Naylor’s answer about instead having a first ministers’ conference on the innovation economy was surprising. What’s the difference? Well, a meeting about universities, given Canada’s constitutional niceties, quickly becomes a jurisdictional dispute. A meeting on broader questions avoids that pitfall.

But the five presidents were also eager to recognize that Canada’s most pressing problem is the ailing economy, and that universities are only part of the solution.

“Right now the heat is on economic recovery,” Naylor said. “A big part of the issue is how we move discoveries and innovation from university bench tops out to the marketplace. And I’ve said it before and I’ll say again, universities don’t commercialize. Commercialization is done by companies, not by universities. So much as I’d like to be party to a lot of special pleading about post-secondary, I think the heat right now is on the innovation economy, and we’re part of that. But we’re not a driver.”

Munroe-Blum is a member of the federal Industry Department’s Science, Technology and Innovation Council. That group’s first report, in May, showed that Canada’s private sector performs far lower than comparable countries in implementing new ideas in manufacturing and services. Hence her insistence that any innovation summit must also include industry leadership along with government and universities.

This thing is starting to get a bit unwieldy: federal government, provincial governments, academia, industry. What are its chances of actually getting anything done? Munroe-Blum said the odds of such a meeting succeeding will increase if everyone concentrates on achieving practical results. “It may be that we aim for some pilot project. Choose a sector or two from an industry point of view, business point of view, and bring together the government and university and industry leaders who want to work together.”

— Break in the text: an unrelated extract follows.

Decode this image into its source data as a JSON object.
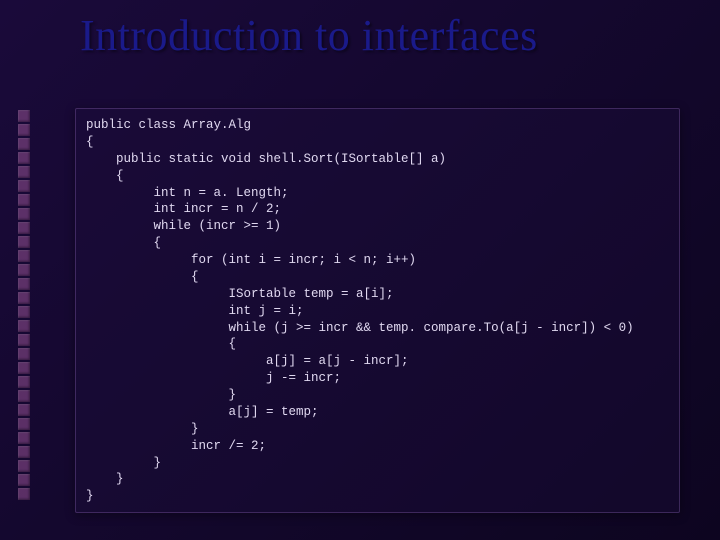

And if they have time to talk about some other issues, the sky’s the limit. Naylor rattled off a half-dozen topics that could use government attention. The maze of tax credits for corporate research and development, for instance: “It’s incredibly expensive, it’s often inefficient. At a time when we have falling government revenues it needs a close look.” Or the National Research Council, the feds’ in-house research branch. “We spend $850 million a year on the NRC: is it doing what it needs to do as an applied research and commercialization entity? There’s open questions about that.”

After a decade during which governments from two different parties competed to create a forest of boutique programs to encourage the transfer of new ideas from the laboratory to the market, “it’s alphabet soup,” Naylor said. “It’s almost impossible for anyone who’s trying to build a company to navigate that.”

By the end of our discussion, then, the five presidents had established, at a minimum, that there is a lot more to discuss. Canada’s academic culture gives a serviceable education to millions and is home to pockets of genuine genius, but it often falls a little short of the world’s best. The schools that would like to win by that most exacting standard have precise ideas about how they should change to attain those goals. And they are eager to start a broader conversation about how to help Canada make it through the current economic crisis and get back on the path to greater prosperity.

Coming after a year of constant crisis in Parliament during which very few of the debates were about such substantive matters, the five presidents’ remarks came as a tonic but also as a warning. These are the topics our leaders could discuss, if they could only look up from their tactical skirmishes for a moment. And these are the issues the rest of the world will discuss, and act upon, whether Canada gets its act together or not.